それに、達也は将輝に正面からの一対一で、相手の得意な砲撃戦で勝利したのだ。
十師族次期当主に世界的な魔法理論研究者、森崎はこの二人に勝てるビジョンすら持てていなかったというのに。
『実力が全ての世界で補欠如きが粋がるな!』
『ウィードは僕たちブルームに才能で劣るんだ、身の程を弁えろ!』
『これが才能の差だ!』
病室で試合を見ていた森崎は、彼らに投げ掛けた言葉を思い出し、恥ずかしさで死にたくなった。
実力で劣っているのは、身の程を弁えるのは、才能の差を見せつけられたのは自分の方だった。魔法の才能は自分の方があるかもしれないが、魔法師として圧倒的に優れているのは彼らの方だと思い知った。

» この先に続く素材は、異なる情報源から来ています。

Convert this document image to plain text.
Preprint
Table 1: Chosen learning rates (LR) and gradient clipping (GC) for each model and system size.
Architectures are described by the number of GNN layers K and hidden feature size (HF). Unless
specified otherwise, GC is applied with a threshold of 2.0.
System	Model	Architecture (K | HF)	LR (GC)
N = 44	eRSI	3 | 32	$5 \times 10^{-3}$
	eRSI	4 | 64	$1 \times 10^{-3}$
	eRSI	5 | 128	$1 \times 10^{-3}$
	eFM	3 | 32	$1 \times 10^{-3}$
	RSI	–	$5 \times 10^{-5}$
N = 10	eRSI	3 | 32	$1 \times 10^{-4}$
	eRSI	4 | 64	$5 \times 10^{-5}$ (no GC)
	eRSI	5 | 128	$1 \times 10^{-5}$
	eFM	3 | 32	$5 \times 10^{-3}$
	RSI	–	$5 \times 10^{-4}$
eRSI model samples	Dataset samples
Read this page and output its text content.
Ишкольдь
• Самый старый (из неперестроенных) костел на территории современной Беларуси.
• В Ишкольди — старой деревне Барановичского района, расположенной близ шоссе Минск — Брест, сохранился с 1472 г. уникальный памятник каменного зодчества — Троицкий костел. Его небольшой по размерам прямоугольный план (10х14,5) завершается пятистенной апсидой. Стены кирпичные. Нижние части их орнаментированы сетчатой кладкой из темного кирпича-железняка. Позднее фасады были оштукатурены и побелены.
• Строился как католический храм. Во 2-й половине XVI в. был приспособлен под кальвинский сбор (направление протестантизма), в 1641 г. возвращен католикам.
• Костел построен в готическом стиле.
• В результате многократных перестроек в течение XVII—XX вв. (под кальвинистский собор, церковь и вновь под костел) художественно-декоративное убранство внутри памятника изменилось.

九校戦の悔しさに歯軋りしながらも、自分には何ができるか、そう考えていた矢先の出来事だった。
論文コンペの会場に突然押し寄せてきたゲリラ。その手には対魔法師用のハイパワーライフルが装備されていた。銃口を向けられ、自分は立ち尽くすことしかできなかった。言われた通りにCADを外して床に置く、その動作ですら震えが止まらなかった。

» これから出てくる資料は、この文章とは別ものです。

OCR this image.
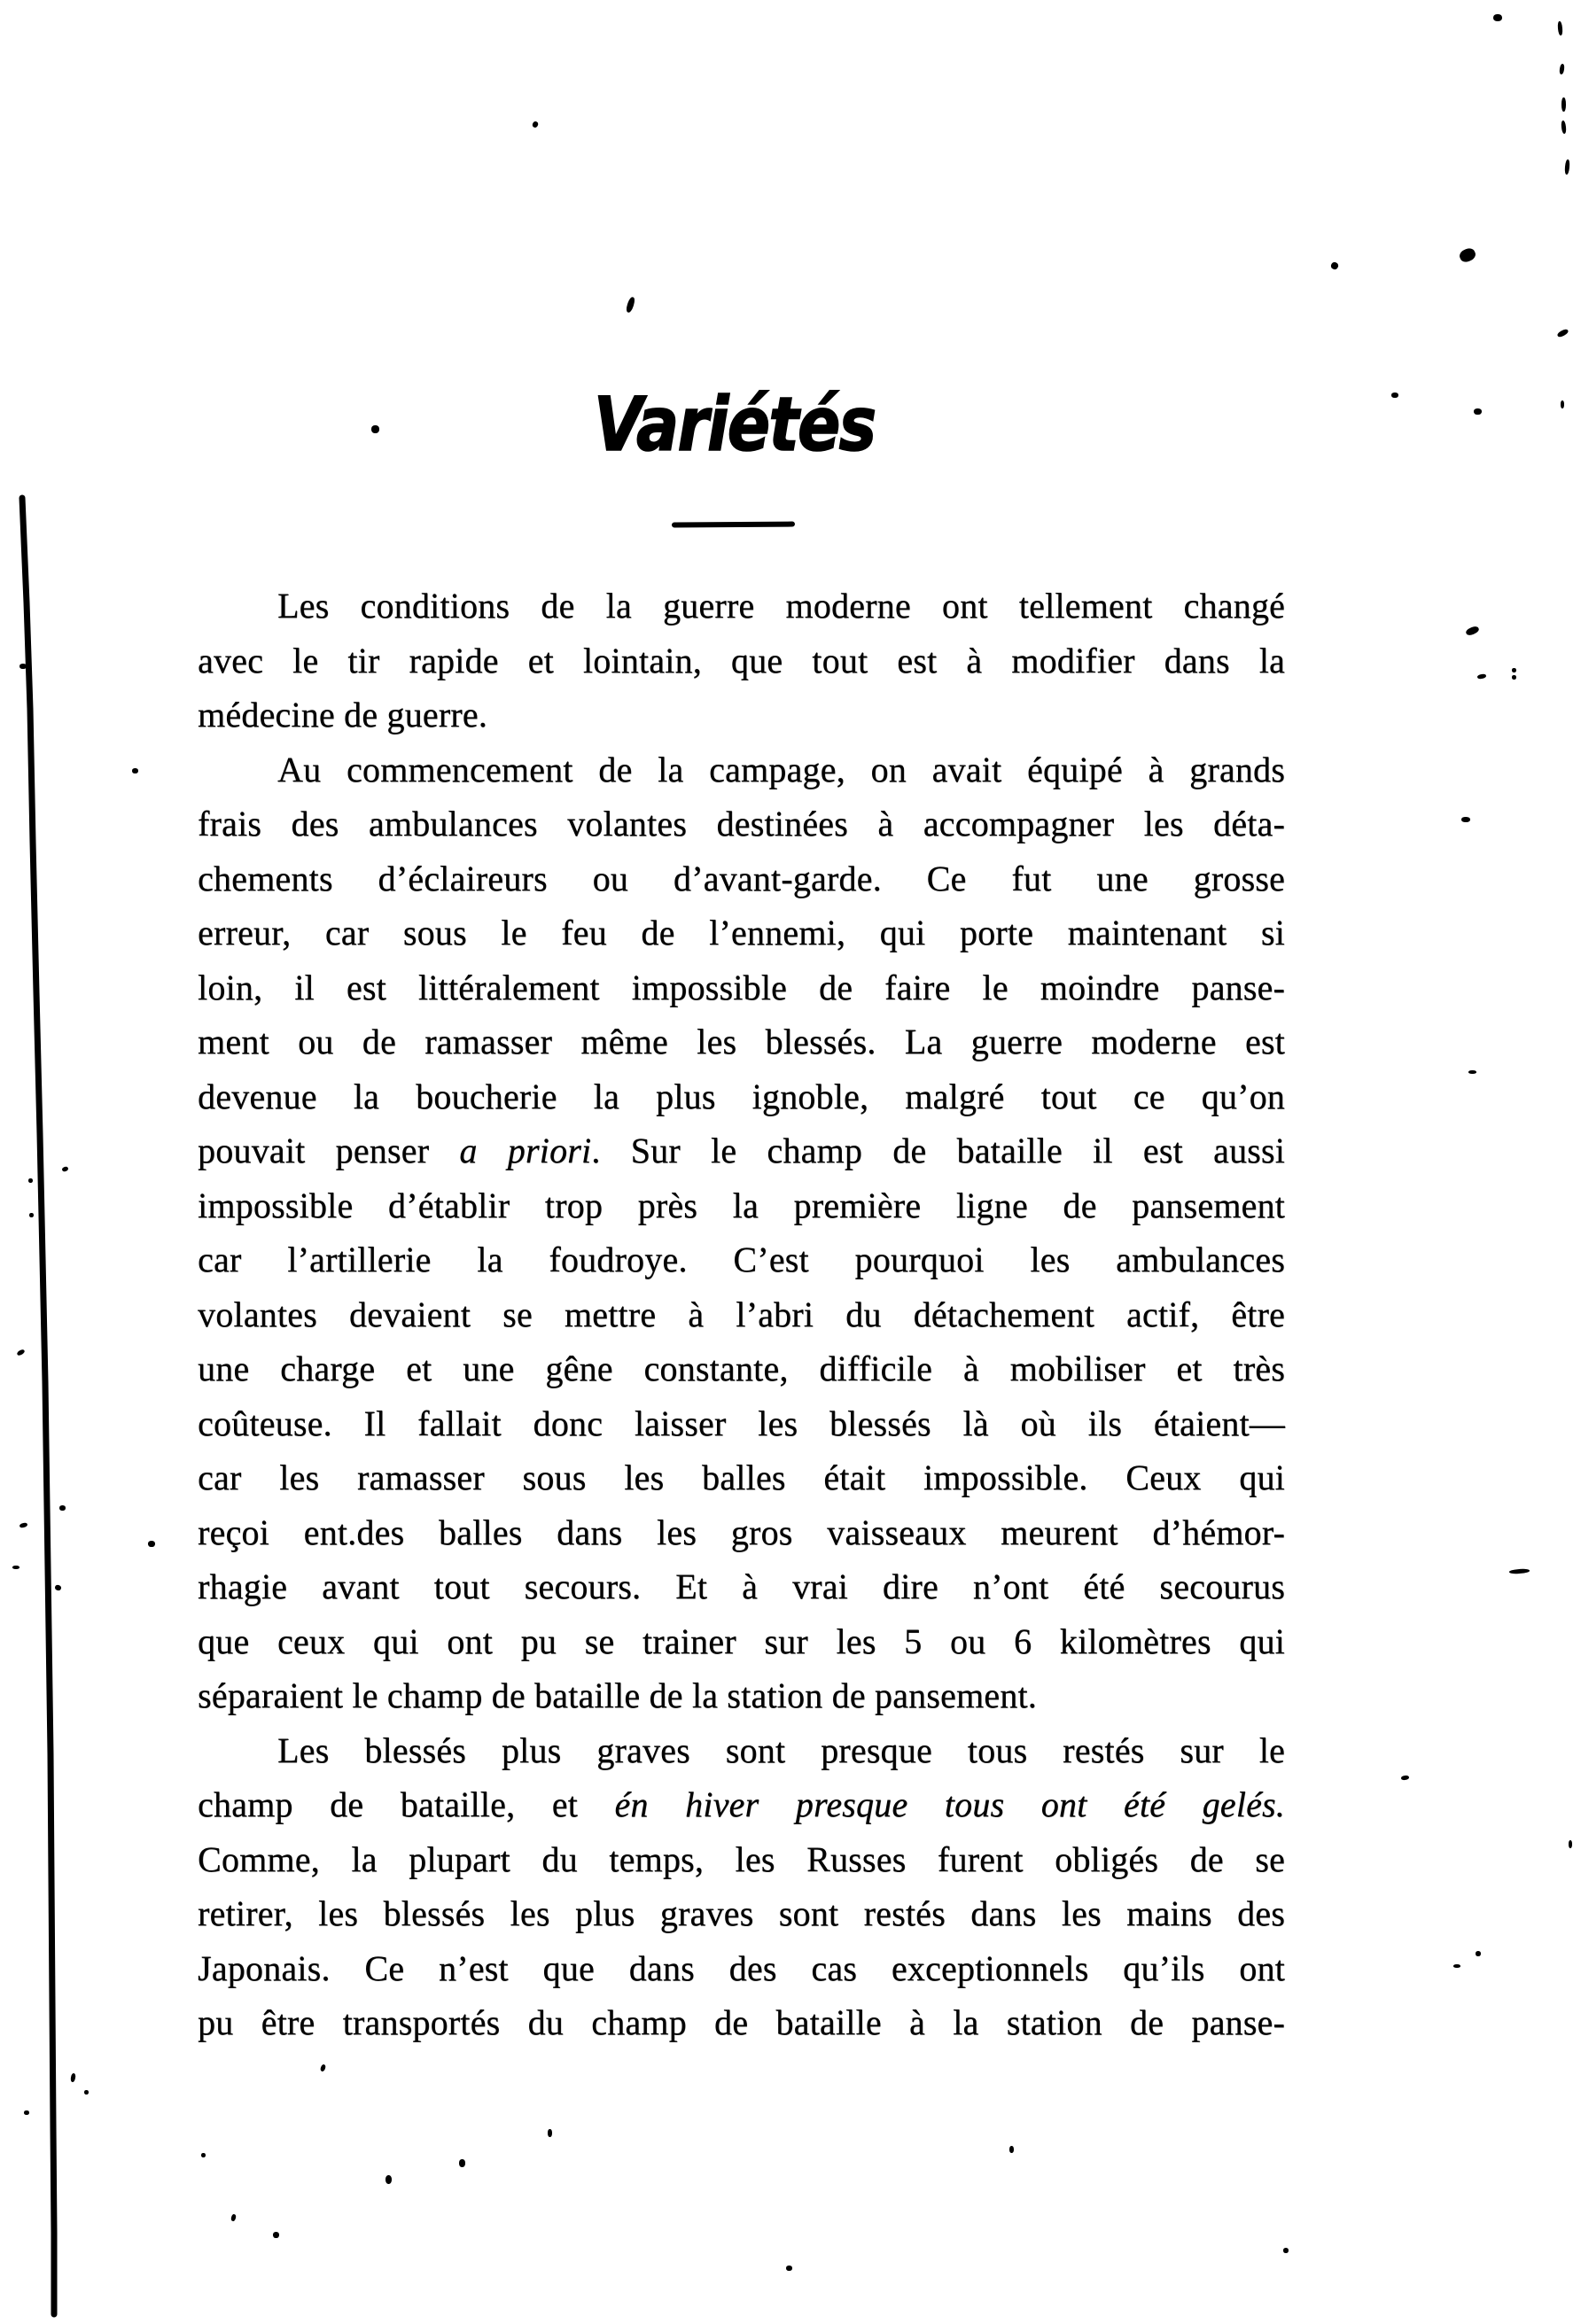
Variétés
Les conditions de la guerre moderne ont tellement changé
avec le tir rapide et lointain, que tout est à modifier dans la
médecine de guerre.
Au commencement de la campage, on avait équipé à grands
frais des ambulances volantes destinées à accompagner les déta-
chements d’éclaireurs ou d’avant-garde. Ce fut une grosse
erreur, car sous le feu de l’ennemi, qui porte maintenant si
loin, il est littéralement impossible de faire le moindre panse-
ment ou de ramasser même les blessés. La guerre moderne est
devenue la boucherie la plus ignoble, malgré tout ce qu’on
pouvait penser a priori. Sur le champ de bataille il est aussi
impossible d’établir trop près la première ligne de pansement
car l’artillerie la foudroye. C’est pourquoi les ambulances
volantes devaient se mettre à l’abri du détachement actif, être
une charge et une gêne constante, difficile à mobiliser et très
coûteuse. Il fallait donc laisser les blessés là où ils étaient—
car les ramasser sous les balles était impossible. Ceux qui
reçoi ent.des balles dans les gros vaisseaux meurent d’hémor-
rhagie avant tout secours. Et à vrai dire n’ont été secourus
que ceux qui ont pu se trainer sur les 5 ou 6 kilomètres qui
séparaient le champ de bataille de la station de pansement.
Les blessés plus graves sont presque tous restés sur le
champ de bataille, et én hiver presque tous ont été gelés.
Comme, la plupart du temps, les Russes furent obligés de se
retirer, les blessés les plus graves sont restés dans les mains des
Japonais. Ce n’est que dans des cas exceptionnels qu’ils ont
pu être transportés du champ de bataille à la station de panse-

だが、またしても彼らは違った。銃弾を素手で受け止めて、一瞬の隙に六人ものゲリラを戦闘不能にした。正面口のゲリラを一掃したのも彼らだと聞いた。
シェルターに避難するときにもそれは同じだった。
何十人ものゲリラを相手にしたのは、深雪と水波、その叔母の穂波という女性の三人。自分はその後ろで見ていることしかできなかった。
警備隊として選ばれておきながら、実際の戦闘では何も役に立たなかった。もちろん他の生徒への声掛けはしていたが、それは風紀委員として最低限の仕事であって誇るべきことじゃない。
その後、地上での戦闘が落ち着きやっとの思いで帰宅した森崎は、着替えることもせずに父の書斎に向かった。
──親父! 何故俺はこんなに弱いんだ! 俺が強くなるためには何をすればいいんだよ!?
疲れていたこともあり、何を言ったのかよく覚えていない。部屋に入って早々怒鳴り込んだのは覚えている。
父も百家の一員として、一高内部の事情や九校戦の成績などは把握している。息子の癇癪の原因もすぐに理解したようだ。
──強いのは彼らが努力した証だ。これからお前がどうするのか分からないが、強くなりたいのならそう少し視野を広げてみろ
そう一言告げられて、退出させられた。
当然反発を感じたが、冷静になるとその意味が分かった。
自分の視野が狭かった。魔法力という指標のみに囚われ、本質を見ていなかったのだ。
『魔法とは手段であって、それ自体が目的ではない』
九校戦前夜祭にて、九島老師に言われたセリフを思い出す。
一科生が二科生よりも有利であることを否定するつもりはない。強大な魔法力はそれだけで大きな武器だからだ。
ただ、一科生だろうと二科生だろうと優れている者は優れているし、才能に胡座をかいていては優れた魔法師にはなり得ない。実際に一科生である森崎が、二科生である彼らに劣っているのだから。
何もできない自分に苛立ちは覚えるし焦りもある。だが、もう自信は粉々になっているのだから、これ以上怖いものなど無い。この差を埋めるためにがむしゃらになれる。
今までの反省をしつつ、これからはより一層の努力をすると、森崎はそう誓った。
その第一歩として、先ほどの行動をとった。予め考えていたわけではなく、思いつきで動いただけだ。あまりにも格好がつかない、残念な態度だったと思う。だが、入学当初からやらかしてきた自分だ、今更格好などつけようがない。
(まあ、これも僕らしいのかもしれないな)
森崎は内心そう呟いて、食事を続けるのだった。